He intentado seguir ese camino, tratando de encontrar las fuentes de inspiración y de las inclinaciones asesinas del estilo de vida moderno en lo que realmente sucede en la escala de la experiencia individual. De ahí mi interés por Emmanuel Lévinas y, también, de ahí la centralidad de la figura del extranjero en mis reflexiones. El extranjero es la ambivalencia encarnada. El extranjero es la representación tangible, visible, audible... de la ambivalencia del ser. La modernidad se declaró, así, en guerra contra la ambivalencia, con la consecuente propensión asesina que conocemos. Pero es precisamente este elemento central el que estaba ausente en el pensamiento de Adorno y Horkheimer.
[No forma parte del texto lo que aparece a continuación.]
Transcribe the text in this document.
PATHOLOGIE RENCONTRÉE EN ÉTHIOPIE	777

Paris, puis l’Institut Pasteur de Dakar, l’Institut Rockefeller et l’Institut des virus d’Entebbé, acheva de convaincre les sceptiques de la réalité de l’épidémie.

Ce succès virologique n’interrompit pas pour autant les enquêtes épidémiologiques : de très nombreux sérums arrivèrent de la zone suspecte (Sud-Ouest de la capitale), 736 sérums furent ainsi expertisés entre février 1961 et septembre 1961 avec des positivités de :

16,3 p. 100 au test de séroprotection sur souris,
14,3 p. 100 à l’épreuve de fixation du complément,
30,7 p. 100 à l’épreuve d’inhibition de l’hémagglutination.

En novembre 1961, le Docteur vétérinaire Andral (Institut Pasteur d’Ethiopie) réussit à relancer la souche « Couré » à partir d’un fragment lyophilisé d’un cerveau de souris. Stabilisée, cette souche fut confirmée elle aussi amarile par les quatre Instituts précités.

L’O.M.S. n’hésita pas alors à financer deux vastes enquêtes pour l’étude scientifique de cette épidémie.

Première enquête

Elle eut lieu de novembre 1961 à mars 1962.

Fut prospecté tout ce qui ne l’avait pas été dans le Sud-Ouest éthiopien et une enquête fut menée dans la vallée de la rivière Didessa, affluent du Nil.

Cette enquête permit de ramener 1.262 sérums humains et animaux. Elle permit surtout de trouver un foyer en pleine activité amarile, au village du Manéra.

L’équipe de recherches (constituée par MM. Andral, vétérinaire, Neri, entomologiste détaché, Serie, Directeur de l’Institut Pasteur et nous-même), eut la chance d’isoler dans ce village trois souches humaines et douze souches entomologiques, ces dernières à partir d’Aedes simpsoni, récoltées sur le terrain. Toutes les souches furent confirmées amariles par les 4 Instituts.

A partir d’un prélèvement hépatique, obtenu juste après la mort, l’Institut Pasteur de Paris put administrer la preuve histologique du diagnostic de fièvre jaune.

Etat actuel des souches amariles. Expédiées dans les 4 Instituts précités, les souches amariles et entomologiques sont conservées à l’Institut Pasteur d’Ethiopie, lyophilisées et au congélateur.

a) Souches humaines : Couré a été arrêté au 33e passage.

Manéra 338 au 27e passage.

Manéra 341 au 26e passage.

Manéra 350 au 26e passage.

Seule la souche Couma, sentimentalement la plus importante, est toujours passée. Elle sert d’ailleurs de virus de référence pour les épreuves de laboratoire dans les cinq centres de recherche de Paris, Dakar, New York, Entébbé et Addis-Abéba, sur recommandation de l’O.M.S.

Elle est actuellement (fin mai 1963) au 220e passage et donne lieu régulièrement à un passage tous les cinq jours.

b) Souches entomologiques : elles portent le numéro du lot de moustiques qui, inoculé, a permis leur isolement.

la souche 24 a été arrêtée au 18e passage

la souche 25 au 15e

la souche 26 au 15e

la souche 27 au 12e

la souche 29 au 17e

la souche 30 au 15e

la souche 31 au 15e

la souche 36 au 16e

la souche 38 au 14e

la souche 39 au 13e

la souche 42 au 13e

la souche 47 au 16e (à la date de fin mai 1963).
Tampoco estoy totalmente de acuerdo con Hannah Arendt, en particular con respecto a su idea sobre la “banalidad del mal”. Realmente creo que nuestra catástrofe no se debe tanto a la banalidad del mal, como a la “racionalidad del mal”. El mal siempre es hecho “con la intención de”. Albert Camus escribió que, por primera vez en la historia, actos atroces se cometen bajo la bandera de las más bellas consignas, como emancipación, libertad, autoa- firmación... ¡Bellas consignas de verdad! No se les puede objetar nada; pero, en nombre de esas palabras se hacen las cosas más horribles.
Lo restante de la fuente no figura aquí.